Four years later on 21 March 2012 a decision was taken by the Conservative/Lib Dem alliance, to demolish the mural so that the proposed Friars Walk Shopping Centre could proceed. The report notes “The Chartist Mural, at the entrance to John Frost Square, has become a recognised part of the cultural fabric of Newport. As part of the City Centre redevelopment, it is proposed that the mural will be demolished. It is impossible to preserve the original mural so the report looks at alternative options for future interpretations.”
The consultation offered four options but after public consultation option one was adopted. … “for the current Mural to be photographed and replicated onto ceramic tiles and installed within the stairwell of the Central Library.” The cost for this was estimated to be £22.000. The £250k promise for new art works had been reduced by Queensbury to just £50k.
In 2012, the new Labour Leader pressed Queensberry for a start date and commissioned a new report on the Mural from Mann Williams. The report was presented in September 2013. It included a report by Clivedon Conservation on the physical condition of the mural. Mann Williams produced a comprehensive and detailed report on the mural. They concluded that it could be removed but the cost was prohibitive. The report contains a detailed breakdown of costs for removal storage and subsequent rebuilding. The total cost in this report was a staggering £625,981.

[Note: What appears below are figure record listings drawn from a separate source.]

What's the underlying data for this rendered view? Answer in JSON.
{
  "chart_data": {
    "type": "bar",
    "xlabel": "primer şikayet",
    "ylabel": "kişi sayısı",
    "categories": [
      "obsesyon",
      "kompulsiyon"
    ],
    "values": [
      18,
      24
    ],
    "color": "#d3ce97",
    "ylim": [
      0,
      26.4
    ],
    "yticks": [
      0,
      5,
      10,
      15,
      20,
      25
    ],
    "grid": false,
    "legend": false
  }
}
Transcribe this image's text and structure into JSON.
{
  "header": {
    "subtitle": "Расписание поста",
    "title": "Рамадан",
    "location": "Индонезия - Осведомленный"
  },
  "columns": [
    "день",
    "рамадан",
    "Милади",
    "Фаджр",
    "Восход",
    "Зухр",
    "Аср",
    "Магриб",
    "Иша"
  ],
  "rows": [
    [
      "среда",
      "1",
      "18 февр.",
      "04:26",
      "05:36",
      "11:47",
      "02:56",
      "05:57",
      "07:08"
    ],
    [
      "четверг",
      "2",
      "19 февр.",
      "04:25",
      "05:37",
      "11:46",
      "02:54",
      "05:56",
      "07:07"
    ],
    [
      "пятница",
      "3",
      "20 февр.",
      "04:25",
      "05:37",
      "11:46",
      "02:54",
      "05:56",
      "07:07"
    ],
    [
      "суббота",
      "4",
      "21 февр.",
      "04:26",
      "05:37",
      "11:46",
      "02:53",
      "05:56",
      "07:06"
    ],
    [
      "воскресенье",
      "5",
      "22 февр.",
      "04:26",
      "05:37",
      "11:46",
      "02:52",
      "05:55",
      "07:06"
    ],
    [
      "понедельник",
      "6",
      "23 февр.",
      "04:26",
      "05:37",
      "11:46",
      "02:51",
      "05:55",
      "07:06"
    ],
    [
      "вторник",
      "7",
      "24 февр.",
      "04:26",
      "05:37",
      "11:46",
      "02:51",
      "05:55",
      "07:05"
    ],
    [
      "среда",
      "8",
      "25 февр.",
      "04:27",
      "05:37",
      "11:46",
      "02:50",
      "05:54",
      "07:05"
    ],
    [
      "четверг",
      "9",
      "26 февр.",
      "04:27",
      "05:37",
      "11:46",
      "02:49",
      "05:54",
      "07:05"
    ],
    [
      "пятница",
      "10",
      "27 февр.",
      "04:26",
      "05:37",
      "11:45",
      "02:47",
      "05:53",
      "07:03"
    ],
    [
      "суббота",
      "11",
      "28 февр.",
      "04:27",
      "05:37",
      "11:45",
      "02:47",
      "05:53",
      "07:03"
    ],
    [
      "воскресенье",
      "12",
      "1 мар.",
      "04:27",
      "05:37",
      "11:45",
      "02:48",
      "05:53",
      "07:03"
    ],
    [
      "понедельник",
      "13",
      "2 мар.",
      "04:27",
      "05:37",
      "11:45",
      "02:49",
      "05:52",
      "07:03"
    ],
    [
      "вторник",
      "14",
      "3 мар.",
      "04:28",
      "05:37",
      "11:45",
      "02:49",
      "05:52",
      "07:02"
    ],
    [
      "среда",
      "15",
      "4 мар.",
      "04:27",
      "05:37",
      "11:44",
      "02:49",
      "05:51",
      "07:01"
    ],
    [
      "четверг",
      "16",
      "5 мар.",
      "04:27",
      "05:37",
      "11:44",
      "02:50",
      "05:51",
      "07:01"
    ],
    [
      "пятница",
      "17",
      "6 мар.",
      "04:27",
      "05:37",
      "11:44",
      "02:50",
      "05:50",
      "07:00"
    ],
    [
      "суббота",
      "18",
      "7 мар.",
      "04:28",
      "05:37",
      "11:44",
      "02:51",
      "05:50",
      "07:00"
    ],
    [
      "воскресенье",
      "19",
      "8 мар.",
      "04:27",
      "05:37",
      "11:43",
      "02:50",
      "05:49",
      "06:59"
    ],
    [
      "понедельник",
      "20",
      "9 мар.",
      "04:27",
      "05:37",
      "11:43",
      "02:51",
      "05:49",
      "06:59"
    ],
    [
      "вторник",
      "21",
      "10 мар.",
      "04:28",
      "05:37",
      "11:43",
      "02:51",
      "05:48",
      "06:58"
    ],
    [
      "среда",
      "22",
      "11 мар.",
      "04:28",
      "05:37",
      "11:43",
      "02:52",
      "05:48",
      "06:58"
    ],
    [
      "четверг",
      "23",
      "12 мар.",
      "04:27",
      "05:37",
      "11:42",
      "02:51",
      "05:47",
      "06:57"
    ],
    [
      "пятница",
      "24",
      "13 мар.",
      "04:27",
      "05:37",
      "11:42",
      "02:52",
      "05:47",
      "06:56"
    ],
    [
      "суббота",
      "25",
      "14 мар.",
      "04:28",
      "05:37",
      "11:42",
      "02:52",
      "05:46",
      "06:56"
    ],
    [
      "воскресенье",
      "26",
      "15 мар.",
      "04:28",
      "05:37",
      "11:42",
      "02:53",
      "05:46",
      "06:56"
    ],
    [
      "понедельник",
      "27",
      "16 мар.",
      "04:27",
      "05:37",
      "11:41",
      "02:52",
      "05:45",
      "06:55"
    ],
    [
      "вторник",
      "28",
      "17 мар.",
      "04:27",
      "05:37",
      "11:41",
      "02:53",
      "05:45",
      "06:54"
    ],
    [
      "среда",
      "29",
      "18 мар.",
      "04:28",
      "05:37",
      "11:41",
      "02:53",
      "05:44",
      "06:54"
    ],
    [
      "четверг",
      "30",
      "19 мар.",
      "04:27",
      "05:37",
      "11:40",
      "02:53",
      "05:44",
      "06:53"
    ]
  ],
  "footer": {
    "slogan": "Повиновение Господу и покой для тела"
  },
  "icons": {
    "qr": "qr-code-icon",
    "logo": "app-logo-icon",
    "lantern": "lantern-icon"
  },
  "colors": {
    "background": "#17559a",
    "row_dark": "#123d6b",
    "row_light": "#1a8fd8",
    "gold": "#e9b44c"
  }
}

In the light of this report, the Labour council, now under the national Tory government’s Austerity programme continued with the Queensberry plans. There was much criticism of the high cost proposed in the report, but officers had no option to accept that the writers of the report were highly skilled and specialised experts in this field. It was clear by the end of 2013 that Queensbury could not raise the capital themselves to start development of the site so the Council took the unusual step to loan them £90million to fund the project from Prudential Borrowing.